Victims also seem to be relative.

The media tells us that the aggressors are the real victims and that the real victims are to blame. We don't have to go far right now to see that at work. and this isn't just me being on a soapbox about the treatment of women, this is about the treatment of all victims. McFet would probably write a very interesting bit here about the treatment of the working class in fiction and the media, and he's right. We take away the human faces. It's all too casual, all too easy. 

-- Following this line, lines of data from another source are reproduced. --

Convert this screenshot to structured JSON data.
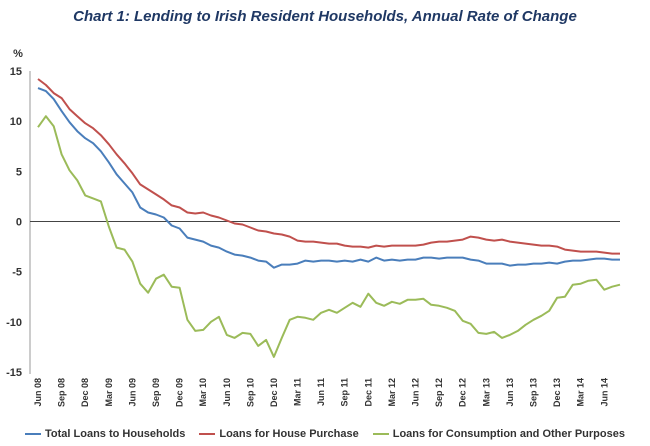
{
  "chart_data": {
    "type": "line",
    "title": "Chart 1: Lending to Irish Resident Households, Annual Rate of Change",
    "ylabel": "%",
    "xlabel": "",
    "ylim": [
      -15,
      15
    ],
    "yticks": [
      15,
      10,
      5,
      0,
      -5,
      -10,
      -15
    ],
    "grid": false,
    "legend_position": "bottom",
    "x_tick_labels": [
      "Jun 08",
      "Sep 08",
      "Dec 08",
      "Mar 09",
      "Jun 09",
      "Sep 09",
      "Dec 09",
      "Mar 10",
      "Jun 10",
      "Sep 10",
      "Dec 10",
      "Mar 11",
      "Jun 11",
      "Sep 11",
      "Dec 11",
      "Mar 12",
      "Jun 12",
      "Sep 12",
      "Dec 12",
      "Mar 13",
      "Jun 13",
      "Sep 13",
      "Dec 13",
      "Mar 14",
      "Jun 14"
    ],
    "series": [
      {
        "name": "Total Loans to Households",
        "color": "#4a7ebb",
        "values": [
          13.3,
          13.0,
          12.2,
          11.0,
          9.9,
          9.0,
          8.3,
          7.8,
          7.0,
          5.9,
          4.7,
          3.8,
          2.9,
          1.4,
          0.9,
          0.7,
          0.4,
          -0.4,
          -0.7,
          -1.6,
          -1.8,
          -2.0,
          -2.4,
          -2.6,
          -3.0,
          -3.3,
          -3.4,
          -3.6,
          -3.9,
          -4.0,
          -4.6,
          -4.3,
          -4.3,
          -4.2,
          -3.9,
          -4.0,
          -3.9,
          -3.9,
          -4.0,
          -3.9,
          -4.0,
          -3.8,
          -4.0,
          -3.6,
          -3.9,
          -3.8,
          -3.9,
          -3.8,
          -3.8,
          -3.6,
          -3.6,
          -3.7,
          -3.6,
          -3.6,
          -3.6,
          -3.8,
          -3.9,
          -4.2,
          -4.2,
          -4.2,
          -4.4,
          -4.3,
          -4.3,
          -4.2,
          -4.2,
          -4.1,
          -4.2,
          -4.0,
          -3.9,
          -3.9,
          -3.8,
          -3.7,
          -3.7,
          -3.8,
          -3.8
        ]
      },
      {
        "name": "Loans for House Purchase",
        "color": "#c0504d",
        "values": [
          14.2,
          13.6,
          12.8,
          12.3,
          11.2,
          10.5,
          9.8,
          9.3,
          8.6,
          7.7,
          6.7,
          5.8,
          4.8,
          3.7,
          3.2,
          2.7,
          2.2,
          1.6,
          1.4,
          0.9,
          0.8,
          0.9,
          0.6,
          0.4,
          0.1,
          -0.2,
          -0.3,
          -0.6,
          -0.9,
          -1.0,
          -1.2,
          -1.3,
          -1.5,
          -1.9,
          -2.0,
          -2.0,
          -2.1,
          -2.2,
          -2.2,
          -2.4,
          -2.5,
          -2.5,
          -2.6,
          -2.4,
          -2.5,
          -2.4,
          -2.4,
          -2.4,
          -2.4,
          -2.3,
          -2.1,
          -2.0,
          -2.0,
          -1.9,
          -1.8,
          -1.5,
          -1.6,
          -1.8,
          -1.9,
          -1.8,
          -2.0,
          -2.1,
          -2.2,
          -2.3,
          -2.4,
          -2.4,
          -2.5,
          -2.8,
          -2.9,
          -3.0,
          -3.0,
          -3.0,
          -3.1,
          -3.2,
          -3.2
        ]
      },
      {
        "name": "Loans for Consumption and Other Purposes",
        "color": "#9bbb59",
        "values": [
          9.4,
          10.5,
          9.5,
          6.7,
          5.1,
          4.1,
          2.6,
          2.3,
          2.0,
          -0.5,
          -2.6,
          -2.8,
          -4.0,
          -6.2,
          -7.1,
          -5.7,
          -5.3,
          -6.5,
          -6.6,
          -9.8,
          -10.9,
          -10.8,
          -10.0,
          -9.5,
          -11.3,
          -11.6,
          -11.1,
          -11.2,
          -12.4,
          -11.8,
          -13.5,
          -11.6,
          -9.8,
          -9.5,
          -9.6,
          -9.8,
          -9.1,
          -8.8,
          -9.1,
          -8.6,
          -8.1,
          -8.5,
          -7.2,
          -8.1,
          -8.4,
          -8.0,
          -8.2,
          -7.8,
          -7.8,
          -7.7,
          -8.3,
          -8.4,
          -8.6,
          -8.9,
          -9.9,
          -10.2,
          -11.1,
          -11.2,
          -11.0,
          -11.6,
          -11.3,
          -10.9,
          -10.3,
          -9.8,
          -9.4,
          -8.9,
          -7.6,
          -7.5,
          -6.3,
          -6.2,
          -5.9,
          -5.8,
          -6.8,
          -6.5,
          -6.3
        ]
      }
    ]
  }
}
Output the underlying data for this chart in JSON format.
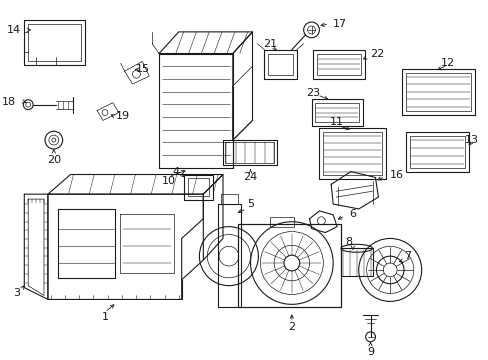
{
  "background_color": "#ffffff",
  "line_color": "#1a1a1a",
  "figsize": [
    4.89,
    3.6
  ],
  "dpi": 100,
  "font_size": 8.0
}
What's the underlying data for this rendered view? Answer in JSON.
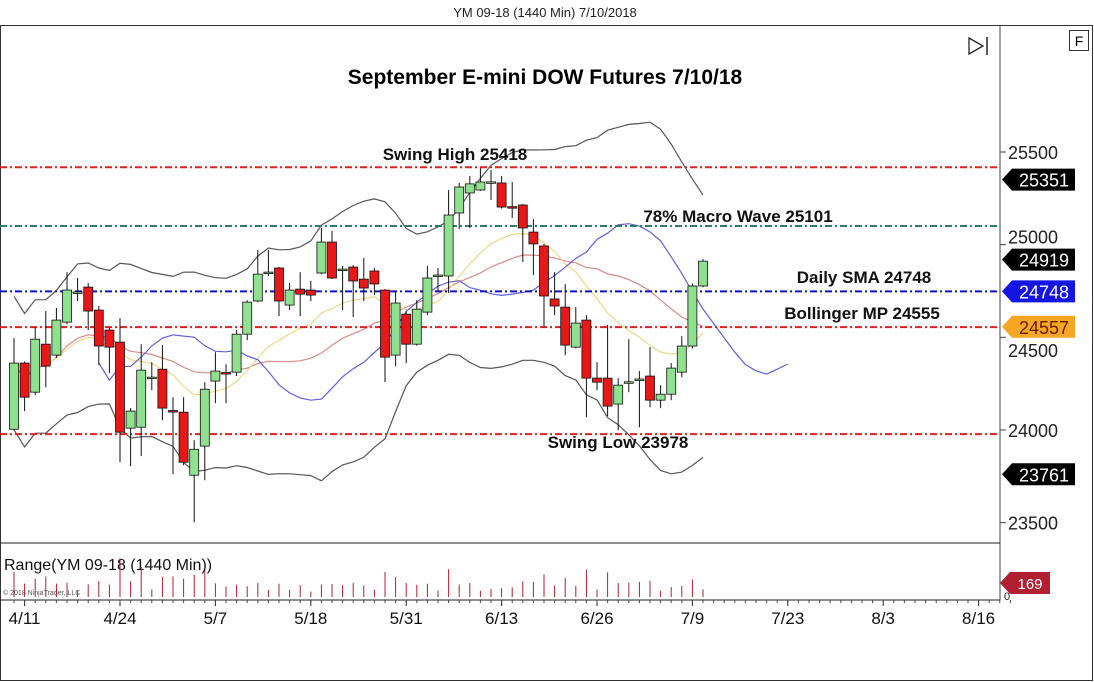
{
  "window_title": "YM 09-18 (1440 Min)  7/10/2018",
  "f_button": "F",
  "copyright": "© 2018 NinjaTrader, LLC",
  "chart_data": {
    "type": "candlestick",
    "title": "September E-mini DOW Futures 7/10/18",
    "instrument": "YM 09-18 (1440 Min)",
    "ylim": [
      23450,
      25900
    ],
    "y_ticks": [
      23500,
      24000,
      24500,
      25000,
      25500
    ],
    "x_ticks": [
      {
        "label": "4/11",
        "bar": 1
      },
      {
        "label": "4/24",
        "bar": 10
      },
      {
        "label": "5/7",
        "bar": 19
      },
      {
        "label": "5/18",
        "bar": 28
      },
      {
        "label": "5/31",
        "bar": 37
      },
      {
        "label": "6/13",
        "bar": 46
      },
      {
        "label": "6/26",
        "bar": 55
      },
      {
        "label": "7/9",
        "bar": 64
      },
      {
        "label": "7/23",
        "bar": 73
      },
      {
        "label": "8/3",
        "bar": 82
      },
      {
        "label": "8/16",
        "bar": 91
      }
    ],
    "ohlc": [
      [
        24004,
        24361,
        24496,
        23999
      ],
      [
        24361,
        24177,
        24370,
        24102
      ],
      [
        24204,
        24490,
        24555,
        24188
      ],
      [
        24463,
        24345,
        24642,
        24231
      ],
      [
        24404,
        24593,
        24658,
        24390
      ],
      [
        24582,
        24755,
        24852,
        24570
      ],
      [
        24739,
        24745,
        24820,
        24696
      ],
      [
        24771,
        24642,
        24793,
        24539
      ],
      [
        24647,
        24453,
        24669,
        24350
      ],
      [
        24539,
        24447,
        24555,
        24307
      ],
      [
        24474,
        23988,
        24604,
        23826
      ],
      [
        24010,
        24102,
        24118,
        23805
      ],
      [
        24015,
        24323,
        24463,
        23859
      ],
      [
        24280,
        24285,
        24366,
        24215
      ],
      [
        24328,
        24118,
        24458,
        24053
      ],
      [
        24105,
        24102,
        24177,
        23761
      ],
      [
        24096,
        23826,
        24177,
        23810
      ],
      [
        23756,
        23896,
        23945,
        23502
      ],
      [
        23913,
        24220,
        24258,
        23729
      ],
      [
        24264,
        24318,
        24420,
        24145
      ],
      [
        24310,
        24307,
        24355,
        24145
      ],
      [
        24312,
        24517,
        24539,
        24291
      ],
      [
        24517,
        24690,
        24700,
        24485
      ],
      [
        24696,
        24841,
        24971,
        24690
      ],
      [
        24850,
        24852,
        24971,
        24830
      ],
      [
        24874,
        24696,
        24880,
        24615
      ],
      [
        24674,
        24755,
        24793,
        24647
      ],
      [
        24760,
        24733,
        24852,
        24615
      ],
      [
        24755,
        24728,
        24804,
        24696
      ],
      [
        24847,
        25014,
        25090,
        24840
      ],
      [
        25014,
        24820,
        25074,
        24815
      ],
      [
        24868,
        24868,
        24885,
        24647
      ],
      [
        24879,
        24804,
        24890,
        24609
      ],
      [
        24814,
        24766,
        24928,
        24696
      ],
      [
        24858,
        24788,
        24874,
        24728
      ],
      [
        24755,
        24393,
        24760,
        24258
      ],
      [
        24404,
        24685,
        24744,
        24345
      ],
      [
        24625,
        24463,
        24640,
        24361
      ],
      [
        24463,
        24652,
        24701,
        24455
      ],
      [
        24636,
        24820,
        24885,
        24620
      ],
      [
        24835,
        24836,
        24874,
        24744
      ],
      [
        24831,
        25160,
        25295,
        24739
      ],
      [
        25171,
        25311,
        25333,
        25084
      ],
      [
        25279,
        25328,
        25371,
        25090
      ],
      [
        25295,
        25338,
        25414,
        25290
      ],
      [
        25338,
        25339,
        25403,
        25241
      ],
      [
        25333,
        25203,
        25371,
        25195
      ],
      [
        25205,
        25203,
        25338,
        25144
      ],
      [
        25214,
        25090,
        25220,
        24906
      ],
      [
        25068,
        25004,
        25138,
        24836
      ],
      [
        24993,
        24723,
        25004,
        24555
      ],
      [
        24707,
        24669,
        24852,
        24620
      ],
      [
        24663,
        24458,
        24787,
        24404
      ],
      [
        24447,
        24577,
        24663,
        24440
      ],
      [
        24593,
        24280,
        24620,
        24069
      ],
      [
        24280,
        24258,
        24366,
        24215
      ],
      [
        24280,
        24129,
        24566,
        24075
      ],
      [
        24140,
        24242,
        24280,
        23999
      ],
      [
        24258,
        24260,
        24490,
        24204
      ],
      [
        24275,
        24275,
        24318,
        24015
      ],
      [
        24291,
        24161,
        24447,
        24123
      ],
      [
        24161,
        24193,
        24242,
        24118
      ],
      [
        24193,
        24334,
        24361,
        24161
      ],
      [
        24312,
        24453,
        24506,
        24285
      ],
      [
        24453,
        24777,
        24790,
        24440
      ],
      [
        24777,
        24911,
        24922,
        24770
      ]
    ],
    "levels": [
      {
        "label": "Swing High 25418",
        "value": 25418,
        "color": "#e02020"
      },
      {
        "label": "78% Macro Wave 25101",
        "value": 25101,
        "color": "#2e7d6a"
      },
      {
        "label": "Daily SMA 24748",
        "value": 24748,
        "color": "#1010c8"
      },
      {
        "label": "Bollinger MP 24555",
        "value": 24555,
        "color": "#e02020"
      },
      {
        "label": "Swing Low 23978",
        "value": 23978,
        "color": "#e02020"
      }
    ],
    "price_markers": [
      {
        "label": "25351",
        "value": 25351,
        "bg": "#000000",
        "fg": "#ffffff"
      },
      {
        "label": "24919",
        "value": 24919,
        "bg": "#000000",
        "fg": "#ffffff"
      },
      {
        "label": "24748",
        "value": 24748,
        "bg": "#1414e6",
        "fg": "#ffffff"
      },
      {
        "label": "24557",
        "value": 24557,
        "bg": "#f5a623",
        "fg": "#6b1a00"
      },
      {
        "label": "23761",
        "value": 23761,
        "bg": "#000000",
        "fg": "#ffffff"
      }
    ],
    "indicator": {
      "label": "Range(YM 09-18 (1440 Min))",
      "current_value": "169",
      "zero_label": "0",
      "color": "#b02030"
    },
    "colors": {
      "up": "#8fe08f",
      "down": "#e81818",
      "bands": "#555555",
      "mid": "#d88a8a",
      "ema": "#f0d68a",
      "blue": "#6060e0"
    }
  }
}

There was a time when crime fiction didn't deal with grief very well. It was the dirty secret that all of the actions we wrote about would produce grief in the real world, but that got in the way of getting to the next bit of the story. Then we started to talk about this a lot, and writers started exploring grief. There are great writers out there who've been doing that very well for a while now. 

When I sat down to write Runaway Town I couldn't help but think about the other kinds of grief. Not just of someone we've lost, but of parts of ourselves that we're losing day by day, and of the parts of themselves that a victim never gets back after the event.  How does violence change us? What does it say about us when we choose who to inflict our violence upon? And how do we get back up again after having violence inflicted upon us?  I wanted to try-It's for others to decide whether I succeeded- to put my story eye to eye with these people. To let them talk about what happened and to not be looking for excuses to do anything else. 

"When this world was made, it was never meant to save everyone in kind. I don't believe God much had me, had me much in mind."